Intent

This activity, a follow-up to More Fair Share on Chores that builds on students’ work on Fair Share for Hired Hands, will provide information on students’ understanding of the connection between graphs and equations.

Mathematics

Students write and graph an equation for a linear situation. Next they determine a solution to a pair of conditions represented by linear equations and are asked to find the solution to a system of two linear equations in two unknowns.

Progression

Students will work on this activity individually and then share their techniques as a class. The activity concludes with a discussion of graphical methods that emphasizes that every point on a line fits the equation for that line.

Approximate Time

5 minutes for introduction

20 minutes for activity (at home or in class)

15 minutes for discussion

Classroom Organization

Individuals, followed by whole-class discussion

Materials

Students’ work on Fair Share for Hired Hands

Doing the Activity

Tell students that this activity extends Fair Share for Hired Hands in the same way that More Fair Share on Chores extended Fair Share on Chores. To encourage students to use a graphing approach, you might suggest they use the graph from Fair Share for Hired Hands to begin this work.

Discussing and Debriefing the Activity

Begin the discussion by having students compare results and graphs in their groups.

As before, there are several ways to approach the problem, and students may not have solved it by graphing the two equations. They should have the graph of the equation Y = X + 1 for Question 2, but they might have answered Question 3 by a guess-and-check method.

Observe the group interactions to gauge how well students can plot graphs and write rules and to get a sense of how well they understand that the points on a graph are solutions to the equation or to the situation that the graph represents.

Ask groups for an equation that represents the additional information provided in Question 3. If they come up with 3X + 4Y = 30, ask how they would put this equation in a form that would allow them to graph it on the calculator. You may want to suggest that they think about how they would find the rate for each more-experienced hand if they knew the rate for each less-experienced hand.

If needed, have them go through the arithmetic with a specific value for X and then analyze the arithmetic steps (in a manner like that described for Fair Share on Chores). They should be able to express the condition that the total pay is $30 in a form similar to Y = (30 – 30X)/4.

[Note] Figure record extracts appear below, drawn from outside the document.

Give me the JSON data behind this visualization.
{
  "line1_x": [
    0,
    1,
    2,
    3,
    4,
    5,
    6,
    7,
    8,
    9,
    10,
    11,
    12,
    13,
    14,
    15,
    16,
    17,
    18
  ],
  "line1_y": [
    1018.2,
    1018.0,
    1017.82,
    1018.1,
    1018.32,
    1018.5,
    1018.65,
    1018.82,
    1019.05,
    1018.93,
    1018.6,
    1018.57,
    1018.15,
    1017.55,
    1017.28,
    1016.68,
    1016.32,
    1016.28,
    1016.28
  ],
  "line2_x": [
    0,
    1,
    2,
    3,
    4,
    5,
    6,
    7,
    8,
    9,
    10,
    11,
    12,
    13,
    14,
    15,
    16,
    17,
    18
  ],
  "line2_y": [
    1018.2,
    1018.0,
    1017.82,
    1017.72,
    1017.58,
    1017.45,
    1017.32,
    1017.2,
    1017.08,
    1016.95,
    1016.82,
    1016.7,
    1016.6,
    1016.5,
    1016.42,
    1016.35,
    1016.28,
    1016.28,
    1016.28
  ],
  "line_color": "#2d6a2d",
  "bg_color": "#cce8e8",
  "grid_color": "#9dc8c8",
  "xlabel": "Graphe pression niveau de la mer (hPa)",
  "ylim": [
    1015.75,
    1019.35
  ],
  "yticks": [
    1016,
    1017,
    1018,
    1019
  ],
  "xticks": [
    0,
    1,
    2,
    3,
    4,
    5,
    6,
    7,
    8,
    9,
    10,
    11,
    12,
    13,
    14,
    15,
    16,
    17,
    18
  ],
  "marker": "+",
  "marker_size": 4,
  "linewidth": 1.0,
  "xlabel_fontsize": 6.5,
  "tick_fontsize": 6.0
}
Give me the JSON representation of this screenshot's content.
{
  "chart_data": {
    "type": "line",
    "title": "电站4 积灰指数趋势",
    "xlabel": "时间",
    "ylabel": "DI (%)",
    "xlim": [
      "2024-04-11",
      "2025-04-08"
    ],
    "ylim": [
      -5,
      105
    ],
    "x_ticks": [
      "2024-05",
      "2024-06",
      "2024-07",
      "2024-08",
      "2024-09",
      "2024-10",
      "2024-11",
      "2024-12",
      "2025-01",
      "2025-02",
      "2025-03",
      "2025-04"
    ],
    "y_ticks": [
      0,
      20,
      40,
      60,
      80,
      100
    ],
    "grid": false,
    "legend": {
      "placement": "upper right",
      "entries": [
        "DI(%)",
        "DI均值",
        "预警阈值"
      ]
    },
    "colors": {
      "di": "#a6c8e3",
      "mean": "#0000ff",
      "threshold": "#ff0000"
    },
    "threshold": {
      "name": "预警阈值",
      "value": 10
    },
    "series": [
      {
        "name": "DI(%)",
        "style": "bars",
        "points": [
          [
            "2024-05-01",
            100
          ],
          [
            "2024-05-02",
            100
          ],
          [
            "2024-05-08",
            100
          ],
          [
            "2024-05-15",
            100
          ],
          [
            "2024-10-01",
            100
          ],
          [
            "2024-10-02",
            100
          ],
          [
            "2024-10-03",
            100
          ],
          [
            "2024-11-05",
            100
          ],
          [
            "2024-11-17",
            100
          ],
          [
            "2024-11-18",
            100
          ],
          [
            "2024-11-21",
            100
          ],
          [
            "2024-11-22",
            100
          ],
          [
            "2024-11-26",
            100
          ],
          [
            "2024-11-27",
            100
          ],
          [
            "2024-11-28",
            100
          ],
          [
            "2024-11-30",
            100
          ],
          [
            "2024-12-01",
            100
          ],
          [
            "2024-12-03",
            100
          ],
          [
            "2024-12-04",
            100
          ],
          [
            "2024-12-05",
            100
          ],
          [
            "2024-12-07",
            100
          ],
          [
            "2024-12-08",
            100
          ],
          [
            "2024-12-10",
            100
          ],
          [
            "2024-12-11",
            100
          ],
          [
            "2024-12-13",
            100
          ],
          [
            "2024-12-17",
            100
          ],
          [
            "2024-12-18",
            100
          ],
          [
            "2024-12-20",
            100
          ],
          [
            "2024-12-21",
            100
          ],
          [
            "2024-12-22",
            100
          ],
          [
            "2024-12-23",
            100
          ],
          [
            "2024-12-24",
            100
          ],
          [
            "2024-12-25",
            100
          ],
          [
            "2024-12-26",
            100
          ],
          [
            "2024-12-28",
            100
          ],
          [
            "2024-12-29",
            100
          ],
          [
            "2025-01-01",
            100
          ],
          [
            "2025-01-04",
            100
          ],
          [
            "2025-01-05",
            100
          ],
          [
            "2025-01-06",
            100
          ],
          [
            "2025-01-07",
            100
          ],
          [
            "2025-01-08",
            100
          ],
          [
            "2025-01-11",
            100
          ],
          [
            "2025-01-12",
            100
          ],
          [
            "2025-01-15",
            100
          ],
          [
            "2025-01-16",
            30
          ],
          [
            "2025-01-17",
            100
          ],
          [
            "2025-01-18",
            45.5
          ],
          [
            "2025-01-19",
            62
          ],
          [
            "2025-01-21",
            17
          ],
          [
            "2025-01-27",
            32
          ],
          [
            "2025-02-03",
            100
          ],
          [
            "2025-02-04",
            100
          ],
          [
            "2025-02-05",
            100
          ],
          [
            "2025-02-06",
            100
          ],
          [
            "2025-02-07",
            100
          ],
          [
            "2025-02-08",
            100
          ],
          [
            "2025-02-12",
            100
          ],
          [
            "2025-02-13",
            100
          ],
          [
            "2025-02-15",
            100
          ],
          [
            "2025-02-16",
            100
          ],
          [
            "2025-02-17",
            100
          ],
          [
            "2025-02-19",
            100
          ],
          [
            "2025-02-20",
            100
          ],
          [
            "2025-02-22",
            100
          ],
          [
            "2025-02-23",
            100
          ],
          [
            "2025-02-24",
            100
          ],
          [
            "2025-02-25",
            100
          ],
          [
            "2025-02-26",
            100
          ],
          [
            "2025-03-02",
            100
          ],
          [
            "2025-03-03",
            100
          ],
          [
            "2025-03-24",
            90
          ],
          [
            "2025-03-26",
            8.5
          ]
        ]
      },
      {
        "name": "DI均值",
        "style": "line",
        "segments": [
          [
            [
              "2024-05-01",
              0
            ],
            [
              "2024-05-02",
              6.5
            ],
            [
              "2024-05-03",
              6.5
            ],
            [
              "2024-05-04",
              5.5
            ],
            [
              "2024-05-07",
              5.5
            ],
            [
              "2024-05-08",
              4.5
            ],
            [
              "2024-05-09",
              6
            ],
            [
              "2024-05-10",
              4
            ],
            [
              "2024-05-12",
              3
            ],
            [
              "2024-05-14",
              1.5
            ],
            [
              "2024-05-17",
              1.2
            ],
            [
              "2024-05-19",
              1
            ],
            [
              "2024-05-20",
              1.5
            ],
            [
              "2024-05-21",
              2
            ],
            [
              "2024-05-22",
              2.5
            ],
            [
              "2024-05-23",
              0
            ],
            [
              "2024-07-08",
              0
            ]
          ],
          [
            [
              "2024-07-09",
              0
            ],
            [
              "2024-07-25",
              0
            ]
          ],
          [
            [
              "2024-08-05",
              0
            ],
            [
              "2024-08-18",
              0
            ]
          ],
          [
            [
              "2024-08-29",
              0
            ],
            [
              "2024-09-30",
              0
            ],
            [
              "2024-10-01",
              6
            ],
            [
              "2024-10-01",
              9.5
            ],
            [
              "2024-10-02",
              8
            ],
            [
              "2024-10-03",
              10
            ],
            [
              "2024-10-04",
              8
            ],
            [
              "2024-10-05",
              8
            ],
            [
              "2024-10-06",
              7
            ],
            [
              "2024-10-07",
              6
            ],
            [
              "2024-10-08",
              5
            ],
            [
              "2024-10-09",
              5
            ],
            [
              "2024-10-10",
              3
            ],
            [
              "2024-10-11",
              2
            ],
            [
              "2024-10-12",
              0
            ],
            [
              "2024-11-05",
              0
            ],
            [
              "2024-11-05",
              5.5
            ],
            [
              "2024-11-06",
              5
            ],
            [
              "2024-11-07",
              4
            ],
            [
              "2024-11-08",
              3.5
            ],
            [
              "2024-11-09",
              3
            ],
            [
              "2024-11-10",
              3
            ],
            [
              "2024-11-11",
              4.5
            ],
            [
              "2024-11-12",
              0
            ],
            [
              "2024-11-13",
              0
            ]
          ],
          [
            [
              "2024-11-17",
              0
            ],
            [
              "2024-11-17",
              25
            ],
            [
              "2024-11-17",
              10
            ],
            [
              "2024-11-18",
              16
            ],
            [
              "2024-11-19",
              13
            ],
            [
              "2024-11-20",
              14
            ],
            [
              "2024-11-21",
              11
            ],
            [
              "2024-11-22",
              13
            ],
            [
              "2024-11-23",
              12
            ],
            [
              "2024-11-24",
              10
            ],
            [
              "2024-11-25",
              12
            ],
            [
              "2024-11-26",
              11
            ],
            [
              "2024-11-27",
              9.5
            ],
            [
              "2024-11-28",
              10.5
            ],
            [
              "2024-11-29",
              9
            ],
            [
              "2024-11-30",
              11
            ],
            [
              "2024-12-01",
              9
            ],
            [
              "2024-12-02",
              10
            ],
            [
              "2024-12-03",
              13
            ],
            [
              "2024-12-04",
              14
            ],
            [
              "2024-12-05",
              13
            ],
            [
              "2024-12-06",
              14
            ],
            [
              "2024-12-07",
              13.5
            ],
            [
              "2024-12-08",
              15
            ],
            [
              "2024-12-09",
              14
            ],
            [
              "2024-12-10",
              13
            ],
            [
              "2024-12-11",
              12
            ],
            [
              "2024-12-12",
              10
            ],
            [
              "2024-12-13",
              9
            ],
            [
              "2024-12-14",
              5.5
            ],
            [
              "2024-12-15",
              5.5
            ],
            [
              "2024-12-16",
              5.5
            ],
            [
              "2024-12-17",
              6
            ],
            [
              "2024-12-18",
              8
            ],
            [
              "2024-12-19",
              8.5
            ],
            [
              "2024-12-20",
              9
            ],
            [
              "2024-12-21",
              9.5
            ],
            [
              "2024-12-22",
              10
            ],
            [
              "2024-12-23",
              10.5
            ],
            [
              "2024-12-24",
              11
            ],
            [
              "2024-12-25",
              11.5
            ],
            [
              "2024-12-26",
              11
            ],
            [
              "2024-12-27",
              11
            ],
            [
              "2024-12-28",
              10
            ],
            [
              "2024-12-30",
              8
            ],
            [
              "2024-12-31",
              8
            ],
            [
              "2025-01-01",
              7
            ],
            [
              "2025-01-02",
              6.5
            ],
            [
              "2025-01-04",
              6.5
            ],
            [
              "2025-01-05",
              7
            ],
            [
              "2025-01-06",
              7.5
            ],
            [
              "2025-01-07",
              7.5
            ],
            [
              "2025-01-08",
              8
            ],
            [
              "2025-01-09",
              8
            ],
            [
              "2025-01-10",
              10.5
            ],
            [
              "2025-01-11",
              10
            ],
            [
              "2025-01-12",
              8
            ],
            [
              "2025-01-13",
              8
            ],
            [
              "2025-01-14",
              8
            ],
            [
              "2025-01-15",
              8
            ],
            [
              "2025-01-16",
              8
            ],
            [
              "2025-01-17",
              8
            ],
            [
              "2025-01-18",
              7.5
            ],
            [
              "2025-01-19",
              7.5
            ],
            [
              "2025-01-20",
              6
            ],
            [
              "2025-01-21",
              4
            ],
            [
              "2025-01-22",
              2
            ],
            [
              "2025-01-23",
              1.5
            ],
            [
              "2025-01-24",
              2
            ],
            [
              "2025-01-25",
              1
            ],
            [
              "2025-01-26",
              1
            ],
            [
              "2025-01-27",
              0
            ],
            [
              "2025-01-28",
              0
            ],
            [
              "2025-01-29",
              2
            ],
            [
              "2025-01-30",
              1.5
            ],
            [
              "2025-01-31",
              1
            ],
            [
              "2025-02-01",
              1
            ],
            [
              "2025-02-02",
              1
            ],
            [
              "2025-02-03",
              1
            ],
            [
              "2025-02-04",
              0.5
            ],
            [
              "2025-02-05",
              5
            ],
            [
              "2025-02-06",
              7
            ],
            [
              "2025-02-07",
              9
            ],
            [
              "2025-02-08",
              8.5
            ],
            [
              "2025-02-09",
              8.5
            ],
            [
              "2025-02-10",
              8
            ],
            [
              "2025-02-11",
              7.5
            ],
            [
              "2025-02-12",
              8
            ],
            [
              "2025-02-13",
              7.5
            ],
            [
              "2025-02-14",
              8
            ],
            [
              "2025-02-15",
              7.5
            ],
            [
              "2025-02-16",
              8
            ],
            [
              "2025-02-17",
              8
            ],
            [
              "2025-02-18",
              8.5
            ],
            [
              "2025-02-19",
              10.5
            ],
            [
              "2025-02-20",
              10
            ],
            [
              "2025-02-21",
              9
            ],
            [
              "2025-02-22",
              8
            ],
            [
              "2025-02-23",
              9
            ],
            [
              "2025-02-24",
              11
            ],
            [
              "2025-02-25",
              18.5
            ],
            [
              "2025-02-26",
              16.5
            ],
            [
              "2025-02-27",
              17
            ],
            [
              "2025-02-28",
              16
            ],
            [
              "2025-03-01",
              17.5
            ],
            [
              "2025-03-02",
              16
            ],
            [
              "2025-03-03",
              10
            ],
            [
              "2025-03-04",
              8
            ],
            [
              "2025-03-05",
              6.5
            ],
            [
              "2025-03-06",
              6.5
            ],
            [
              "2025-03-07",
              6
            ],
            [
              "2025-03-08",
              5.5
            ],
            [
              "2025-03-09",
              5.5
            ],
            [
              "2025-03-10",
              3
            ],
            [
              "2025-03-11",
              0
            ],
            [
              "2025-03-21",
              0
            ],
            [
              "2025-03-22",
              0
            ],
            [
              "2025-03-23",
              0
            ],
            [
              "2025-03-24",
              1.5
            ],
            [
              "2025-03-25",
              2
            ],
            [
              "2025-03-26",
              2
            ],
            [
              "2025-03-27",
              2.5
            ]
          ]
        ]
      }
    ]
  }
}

Have all students plot both graphs on the calculator, use the Trace key to locate the point of intersection, and confirm that the solution they found earlier matches this work. Use this work to help emphasize that points on the graph are solutions to the equation and that the intersection point is a solution to both equations. Ask students to articulate how they know that the point of intersection yields the solution for both conditions of this problem. How might you convince someone that the coordinates of the point where these two lines intersect tells where both conditions in this problem are satisfied? Their replies might include the notion that if you check that point in each equation or in each situation, it makes a true statement.

Key Questions

What equation represents the information in Question 3?

How can you rewrite the equation 3X + 4Y = 30 so you can graph it on the calculator?

How would you find the rate of pay for each more-experienced hand if you knew the rate for each less-experienced hand?

How might you convince someone that the coordinates of the point where these two lines intersect tells where both conditions in this problem are satisfied?